As they walked back across the river, arm in arm, Alix asked Carver, “Would you really have hurt Leclerc?”

“If I had to. If that was the only way of making him talk.”

“It’s scary seeing you like that. It seems so natural to you.”

“Not really. I was just getting the job done. And if you think I’m a natural, you should see yourself. I was pretty freaked-out sitting in front of the video watching you and him. Made me wonder what someone would think watching us.”

They were on the far bank of the river now, walking for a while in companionable silence, still carrying the overnight bags they’d taken to the hotel in their spare hands. Then Carver spoke again.

“Why did you really go to Paris?”

There was no aggression in his voice, none of the menace he’d directed at Leclerc. He was asking a straight question, just as if he were curious.

“It was like I told you,” Alix replied, just as straightforwardly. “Kursk wanted a woman to help him on a job, and he was willing to pay ten thousand dollars.”

“But there’s no doctor, is there, no respectable fiancé?”

Alix opened her mouth to speak, then seemed to think better of it. She sighed and looked away.

Carver’s voice hardened a fraction. “No, and I don’t see you working at a hotel reception desk, either. People like you and me don’t hold down normal jobs. We’ve been out of that world too long. So, what have you really been doing?”

Alix pulled her arm away and stopped walking. “For God’s sake, isn’t it obvious? The same thing I always did. My clients were Russian, very rich, very powerful. Sometimes I was more like a girlfriend, staying with the same man for months at a time.”

Carver wanted to stop. He knew there was nothing to be gained by digging deeper. But he couldn’t help himself. “Like that guy in the club, with the two blonds?” he added, and now there was an edge to the question.

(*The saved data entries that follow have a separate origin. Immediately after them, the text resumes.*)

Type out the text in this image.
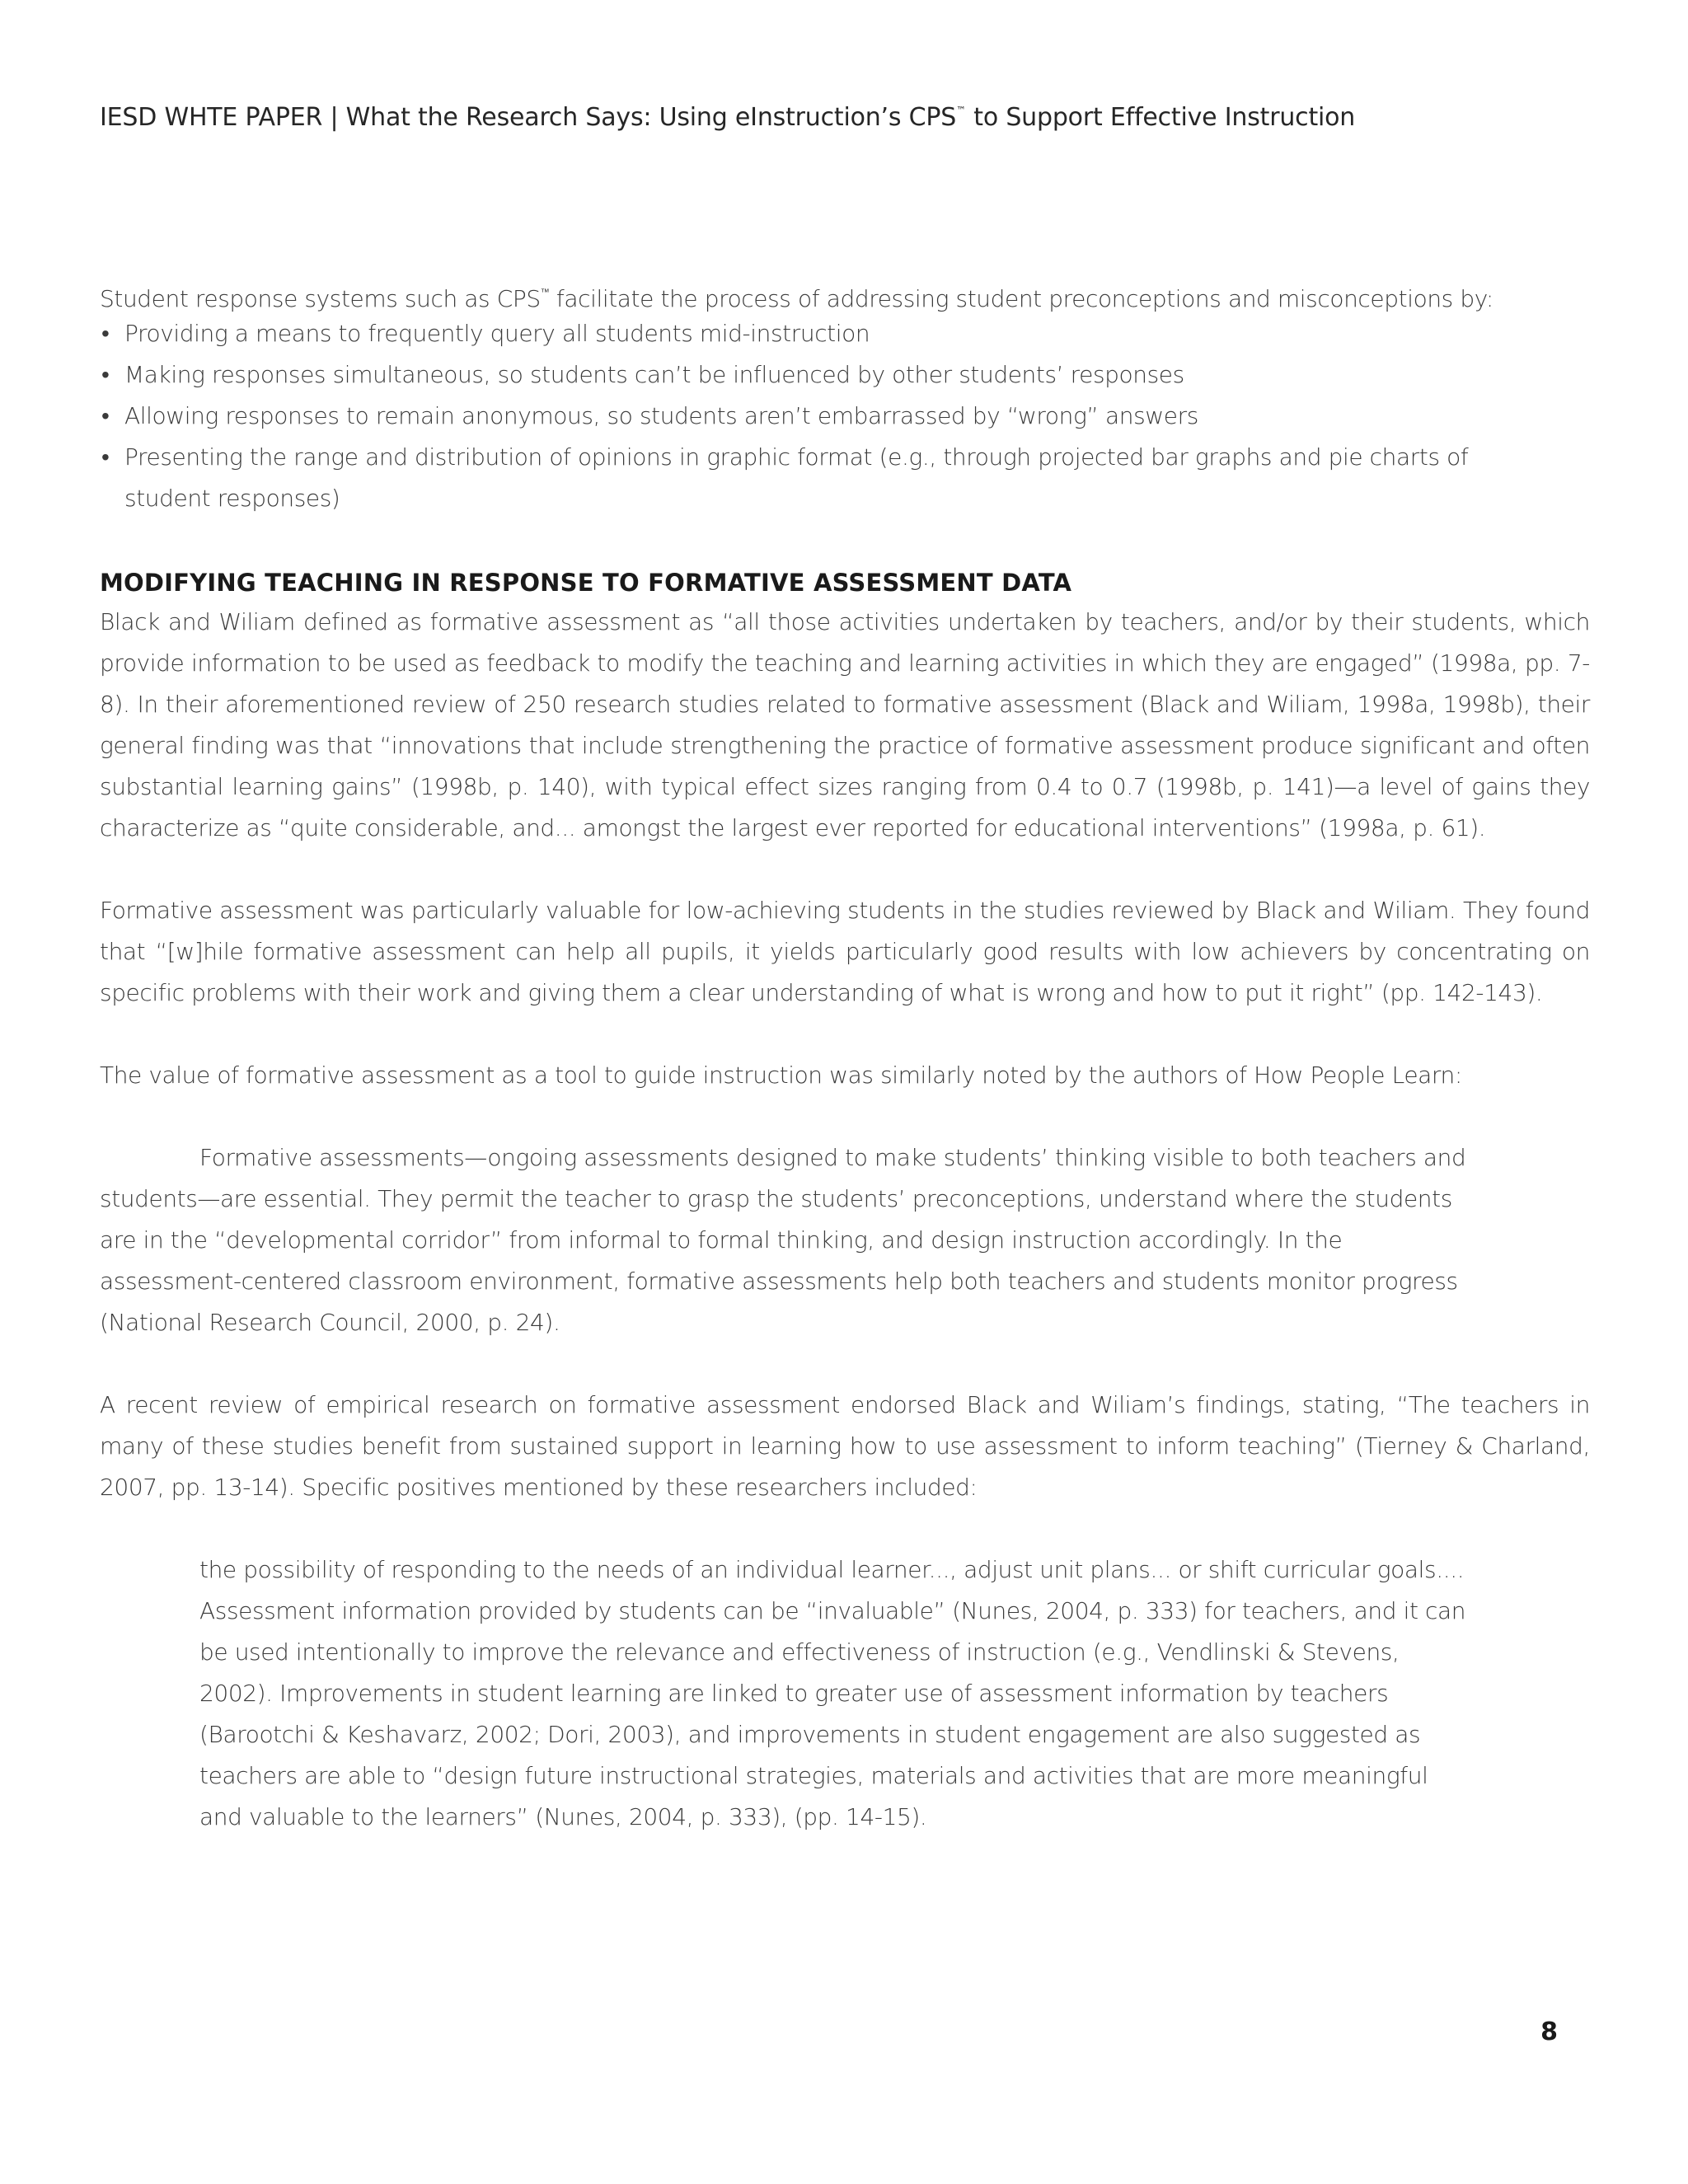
IESD WHTE PAPER | What the Research Says: Using eInstruction’s CPS™ to Support Effective Instruction
Student response systems such as CPS™ facilitate the process of addressing student preconceptions and misconceptions by:
• Providing a means to frequently query all students mid-instruction
• Making responses simultaneous, so students can’t be influenced by other students’ responses
• Allowing responses to remain anonymous, so students aren’t embarrassed by “wrong” answers
• Presenting the range and distribution of opinions in graphic format (e.g., through projected bar graphs and pie charts of student responses)
MODIFYING TEACHING IN RESPONSE TO FORMATIVE ASSESSMENT DATA
Black and Wiliam defined as formative assessment as “all those activities undertaken by teachers, and/or by their students, which provide information to be used as feedback to modify the teaching and learning activities in which they are engaged” (1998a, pp. 7-8). In their aforementioned review of 250 research studies related to formative assessment (Black and Wiliam, 1998a, 1998b), their general finding was that “innovations that include strengthening the practice of formative assessment produce significant and often substantial learning gains” (1998b, p. 140), with typical effect sizes ranging from 0.4 to 0.7 (1998b, p. 141)—a level of gains they characterize as “quite considerable, and... amongst the largest ever reported for educational interventions” (1998a, p. 61).
Formative assessment was particularly valuable for low-achieving students in the studies reviewed by Black and Wiliam. They found that “[w]hile formative assessment can help all pupils, it yields particularly good results with low achievers by concentrating on specific problems with their work and giving them a clear understanding of what is wrong and how to put it right” (pp. 142-143).
The value of formative assessment as a tool to guide instruction was similarly noted by the authors of How People Learn:
Formative assessments—ongoing assessments designed to make students’ thinking visible to both teachers and students—are essential. They permit the teacher to grasp the students’ preconceptions, understand where the students are in the “developmental corridor” from informal to formal thinking, and design instruction accordingly. In the assessment-centered classroom environment, formative assessments help both teachers and students monitor progress (National Research Council, 2000, p. 24).
A recent review of empirical research on formative assessment endorsed Black and Wiliam’s findings, stating, “The teachers in many of these studies benefit from sustained support in learning how to use assessment to inform teaching” (Tierney & Charland, 2007, pp. 13-14). Specific positives mentioned by these researchers included:
the possibility of responding to the needs of an individual learner..., adjust unit plans... or shift curricular goals.... Assessment information provided by students can be “invaluable” (Nunes, 2004, p. 333) for teachers, and it can be used intentionally to improve the relevance and effectiveness of instruction (e.g., Vendlinski & Stevens, 2002). Improvements in student learning are linked to greater use of assessment information by teachers (Barootchi & Keshavarz, 2002; Dori, 2003), and improvements in student engagement are also suggested as teachers are able to “design future instructional strategies, materials and activities that are more meaningful and valuable to the learners” (Nunes, 2004, p. 333), (pp. 14-15).
8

Alix looked at him with the sort of acid contempt he had not seen since that first night in Paris. “Yes, like Platon. Before those girls it was me sitting next to him in clubs, laughing at his jokes, letting his hands grab my tits, going down on him, fucking him. Okay? Are you satisfied now? Or would you like me to be humiliated a little more?”

“No, I get the picture.”

“Do you? Do you understand what it is to be a woman in Moscow today? There is no law, no security. The choice is not between a good life or a bad one, it is between surviving or dying. I did what it took to, as you say, get the job done. Then Kursk came to me, talking about a job in Paris, saying he needed a woman. I thought maybe there was a chance to escape and start again, a new life.”

“Why didn’t you tell me this before?”

There was real pain on her face now, anger giving way to resignation. “How could I tell you the whole truth? I invented my respectable lover and my respectable job because I hoped maybe you would respect me a bit more. But I lied. I am not respectable. Are you happy now?”

Carver took her shoulders in his hands. “Alix, I don’t give a damn whether you’re ‘respectable.’ Of all the people in the world, I’ve got the least right to judge you. I just want to know what’s true.”

She looked up at him. “Does it matter? Can it ever be any different than this, between you and me?”

They were all talked out now, nothing left to say as they walked up the hill, lost in their own thoughts.

From the Swisscom van, Girgori Kursk saw them come up the final block. Alexandra Petrova wore a brown wig and clothes he’d never seen on her before, but it made no difference. He’d seen her in so many wigs, so many disguises, he could see right past them, recognize her purely from the set of her body and the way she walked.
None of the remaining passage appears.